I was going to write a post with great advice on what to get your child's teacher for an end of school present. But then I realized that only the procrastinators (read: me) are still running around picking up teachers' gifts so late in the game. I also know from elated Facebook posts that for many of you, summer holidays have already begun and the gift-giving boat has already sailed.
So instead I'm going to write -- from a teacher's perspective -- about why it doesn't really matter what you got your child's teacher anyway.

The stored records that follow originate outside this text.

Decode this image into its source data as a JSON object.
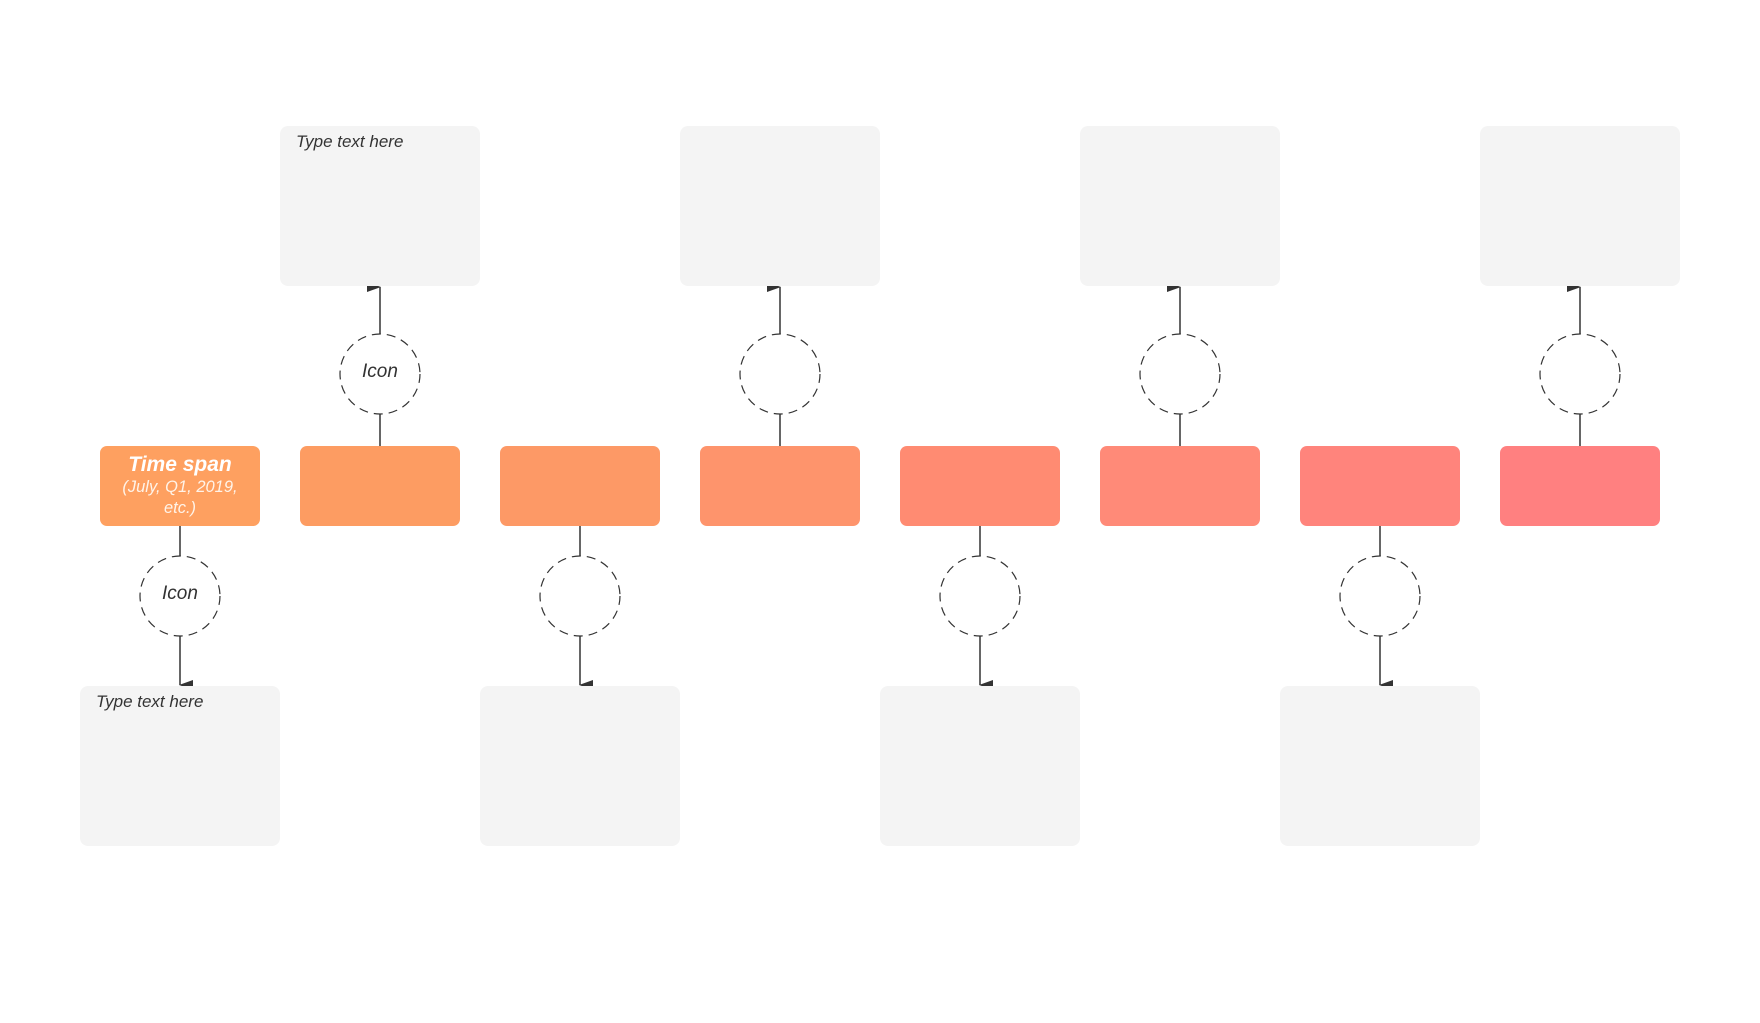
{
  "diagram": {
    "type": "timeline",
    "line_color": "#333333",
    "note_color": "#f4f4f4",
    "steps": [
      {
        "title": "Time span",
        "subtitle": "(July, Q1, 2019, etc.)",
        "color": "#fea060",
        "direction": "down",
        "icon_label": "Icon",
        "note_text": "Type text here"
      },
      {
        "title": "",
        "subtitle": "",
        "color": "#fd9c62",
        "direction": "up",
        "icon_label": "Icon",
        "note_text": "Type text here"
      },
      {
        "title": "",
        "subtitle": "",
        "color": "#fd9966",
        "direction": "down",
        "icon_label": "",
        "note_text": ""
      },
      {
        "title": "",
        "subtitle": "",
        "color": "#fe946c",
        "direction": "up",
        "icon_label": "",
        "note_text": ""
      },
      {
        "title": "",
        "subtitle": "",
        "color": "#ff8b72",
        "direction": "down",
        "icon_label": "",
        "note_text": ""
      },
      {
        "title": "",
        "subtitle": "",
        "color": "#ff8a78",
        "direction": "up",
        "icon_label": "",
        "note_text": ""
      },
      {
        "title": "",
        "subtitle": "",
        "color": "#ff847c",
        "direction": "down",
        "icon_label": "",
        "note_text": ""
      },
      {
        "title": "",
        "subtitle": "",
        "color": "#ff8080",
        "direction": "up",
        "icon_label": "",
        "note_text": ""
      }
    ]
  }
}
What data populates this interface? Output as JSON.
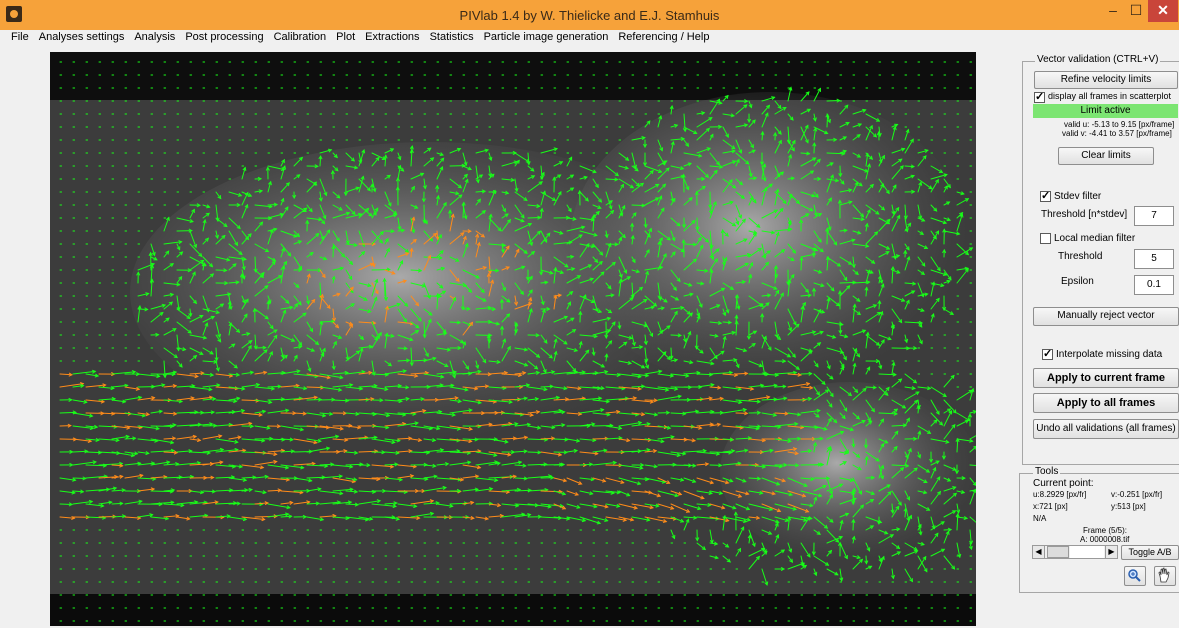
{
  "window": {
    "title": "PIVlab 1.4 by W. Thielicke and E.J. Stamhuis",
    "minimize": "–",
    "maximize": "☐",
    "close": "✕"
  },
  "menu": [
    "File",
    "Analyses settings",
    "Analysis",
    "Post processing",
    "Calibration",
    "Plot",
    "Extractions",
    "Statistics",
    "Particle image generation",
    "Referencing / Help"
  ],
  "vector_validation": {
    "legend": "Vector validation (CTRL+V)",
    "refine_button": "Refine velocity limits",
    "display_all_label": "display all frames in scatterplot",
    "display_all_checked": true,
    "limit_status": "Limit active",
    "valid_u": "valid u: -5.13 to 9.15 [px/frame]",
    "valid_v": "valid v: -4.41 to 3.57 [px/frame]",
    "clear_button": "Clear limits",
    "stdev_label": "Stdev filter",
    "stdev_checked": true,
    "threshold_stdev_label": "Threshold [n*stdev]",
    "threshold_stdev_value": "7",
    "local_median_label": "Local median filter",
    "local_median_checked": false,
    "threshold_label": "Threshold",
    "threshold_value": "5",
    "epsilon_label": "Epsilon",
    "epsilon_value": "0.1",
    "manual_reject_button": "Manually reject  vector",
    "interpolate_label": "Interpolate missing data",
    "interpolate_checked": true,
    "apply_current_button": "Apply to current frame",
    "apply_all_button": "Apply to all frames",
    "undo_button": "Undo all validations (all frames)"
  },
  "tools": {
    "legend": "Tools",
    "current_point_label": "Current point:",
    "u_value": "u:8.2929 [px/fr]",
    "v_value": "v:-0.251 [px/fr]",
    "x_value": "x:721 [px]",
    "y_value": "y:513 [px]",
    "na": "N/A",
    "frame_label": "Frame (5/5):",
    "file_label": "A: 0000008.tif",
    "toggle_button": "Toggle A/B",
    "slider_left": "◀",
    "slider_right": "▶",
    "zoom_icon": "magnifier-icon",
    "pan_icon": "hand-icon"
  },
  "colors": {
    "titlebar": "#f6a23a",
    "vector_valid": "#18ff18",
    "vector_interpolated": "#ff8c1a",
    "limit_active": "#7ce572"
  }
}
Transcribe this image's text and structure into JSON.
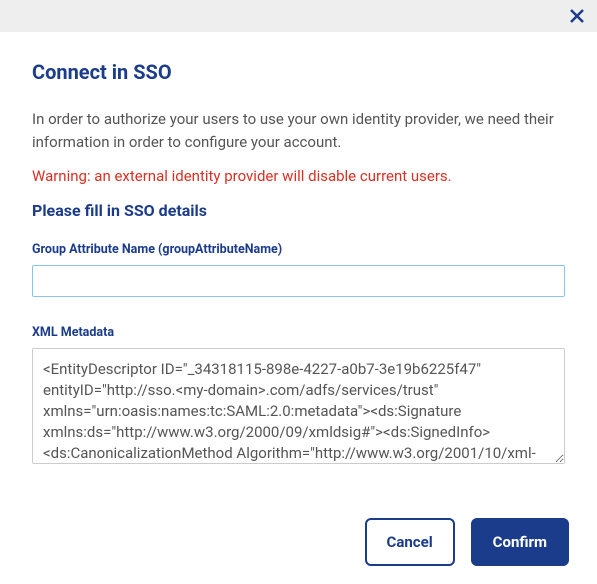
{
  "dialog": {
    "title": "Connect in SSO",
    "description": "In order to authorize your users to use your own identity provider, we need their information in order to configure your account.",
    "warning": "Warning: an external identity provider will disable current users.",
    "subtitle": "Please fill in SSO details",
    "fields": {
      "groupAttributeName": {
        "label": "Group Attribute Name (groupAttributeName)",
        "value": ""
      },
      "xmlMetadata": {
        "label": "XML Metadata",
        "value": "<EntityDescriptor ID=\"_34318115-898e-4227-a0b7-3e19b6225f47\" entityID=\"http://sso.<my-domain>.com/adfs/services/trust\" xmlns=\"urn:oasis:names:tc:SAML:2.0:metadata\"><ds:Signature xmlns:ds=\"http://www.w3.org/2000/09/xmldsig#\"><ds:SignedInfo><ds:CanonicalizationMethod Algorithm=\"http://www.w3.org/2001/10/xml-"
      }
    },
    "buttons": {
      "cancel": "Cancel",
      "confirm": "Confirm"
    }
  }
}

In the past few weeks, I've had three people I know ask me for my opinion on the "perfect" present. As a teacher myself, I often get asked for advice on finding that special teacher's gift -- you know, for those times when a Tim's card just won't do. In my youngest sister's case, her oldest just finished the first year of preschool and this is their first time giving gifts to a teacher. My other sister wanted to mark a wonderful year with a remarkable teacher by giving a special gift that stood out from the crowd. My girlfriend was similarly looking for advice on something "that a teacher would really like - you know, something other than a gift card."
Truth be told, I have a really hard time answering! Call me typical, but I just love that little stack of Starbucks, Indigo and Tim Horton's gift cards, and a bottle of wine never goes amiss with me. So hey: if your child is ever in my class, you can breathe a sigh of relief and pick up my present at the gift-card kiosk in Shoppers on the last day of school without a worry!
I recently saw this hilarious ecard on Facebook and actually spewed coffee everywhere while guffawing out loud. It's irreverent and rude, but as a gift-card and wine-loving person, it tickled my fancy.
But as a parent, I have felt the pain of trying to find a meaningful, personal gift for a very special teacher. If you're lucky, you have the time to be active in your child's classroom and you can get to know the teacher a little bit on a personal level - buying a personalized gift is a lot easier then! Or maybe you have a very observant child who will let slip some kind of gem that will inspire you. But beware of child-inspired gifts - it may well be that the fact your child's teacher has a pet tarantula is the main topic of conversation in 25 homes and has been for the past decade. I know my older daughter's teacher has a suspiciously large collection of spider-related nicknacks in his classroom - mugs, mouse pads, personalized nameplates, pencil holders...and so on. Although he told my daughter that we have the distinction of being the only family (so far, anyway) to have given him a spiderman Christmas tree ornament! Still - you get the point. Even something you love can get old pretty fast if it's the only thing you get. Imagine how special that Tim Horton's gift card would seem amongst the pile of 25 spider-related gifts!
Then there's the homemade route. Many moms I know are really keen on making crafts for their child's teacher. Or having their child make a craft for the teacher. That's fine, I get it. You (or your child) put more energy and time into making a craft than buying a gift card, and therefore the gesture is considered to be more heartfelt. As a parent, I am drawn to this idea - heck, I love to make cards...why not make a stack of cards, tie them up with a pretty ribbon and give it to teacher? Or have little Suzy make something precious and adorable and pass that on as a reminder of a great year together.
Here are the infamous crayon monograms -- actually, I think they're adorable. My teaching partner this year has one and I frequently admire it in her room.
Yes. It all makes sense. But still...I'm here to tell you that it actually doesn't matter what you give your child's teacher, or even if you give a teacher's gift at all.
Okay, don't get upset or call me ungrateful. I need to make something clear: teachers are not in this profession for the gifts we get at Christmas or the end of the year. Trust me. We're also not in it for the working hours or the holidays or the money (although I can safely say that few would do it for free). Write report cards ONCE and you will know beyond a shadow of a doubt that -- despite gifts and summer holidays -- this is a hard job, and you have to truly love it in order to stick with it. In truth, the only reason a teacher continues in this profession is because of the children. So in a way, we get our reward every day we go to work. The real gifts aren't the bottles of wine or boxes of chocolates or cute mason jars you filled with brownie mix and decorated with fancy paper and ribbons. The real gifts of this profession are the children you entrust to our care every day, the moments when their eyes light up with understanding, the ways in which they touch our hearts, and the opportunity to be a positive influence in their lives. The rest is just icing.
The point I'm trying to make in the end is this: it really doesn't matter what you give your child's teacher at the end of the year, because you already gave him or her the best gift on the first day of school. And as the year draws to an end, teachers everywhere are reflecting on the amazing growth and transformation we've been privileged to be a part of over the past ten months. We give your children back to you a little (or maybe a lot) taller and wiser, and we hope that what we've left them with is not only the nuts and bolts of their schooling, but also many colourful brush strokes in their education, and hopefully also some fond memories to last a lifetime.
So my advice when selecting teacher's gifts? Don't stress over it too much!